In a statement, SM Prime Holdings Inc. said its
net income rose 10 percent to P6 billion year on year as gross
revenues climbed 16 percent to P15.3 billion.
“SM Prime successfully met its 2007 targets.
We are satisfied with this achievement, which we owe to all our
stakeholders,” Hans T. Sy, SM Prime president, said.
The company attributed the improvement to rental
revenues, which increased by 17 percent to P12.8 billion. Mall
rentals were the largest sales contributor, especially since three
new malls were added while three existing ones were expanded.
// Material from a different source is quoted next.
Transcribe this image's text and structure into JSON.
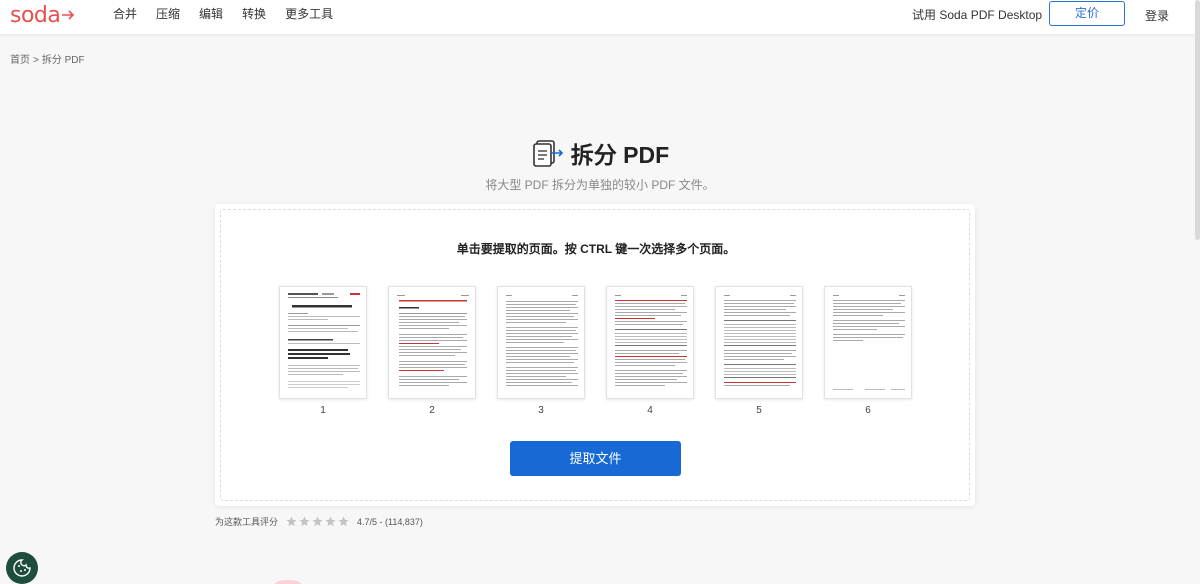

The new malls that were inaugurated last year
include SM City Bacolod, with a gross floor area of 61,413 square
meters, the SM City Taytay at 91,920 square meters and SM
Supercenter Muntinlupa at 53,986 square meters. Those that were
expanded include SM City-Pampanga, SM City Cebu, and SM Mall of
Asia.
Cinema ticket sales grew 15 percent to P1.8
billion year on year, driven by the additional 3,506 cinema seats in
the new malls, bringing the total to almost 122,830. Ticket sales
improvement was also due to the “sustained popularity” of the
3D-capable IMAX Theater as well as the showing of blockbuster movies
such as Spiderman 3, Transformers and Harry Potter 5 among others,
the company said.
Income from operations rose 14 percent to P8.7
billion over the previous year while operating expenses increased
grew 19 percent to P6.6 billion. At end-2007, the company had 30
malls nationwide, 13 of which are in Metro Manila with an aggregate
gross floor area of 3.9 million square meters and average daily
pedestrian count of 2.5 million.
This year, the mall operator will open three new
malls that include SM Supercenter Rosales in Pangasinan, SM City
Baliuag in Bulacan and SM City Marikina. It would also expand SM
City Fairview and SM Megamall. Total cost for these projects would
reach P6 billion. By year-end, the company would have 33 malls in
with a combined gross floor area of 4.1 million square meters.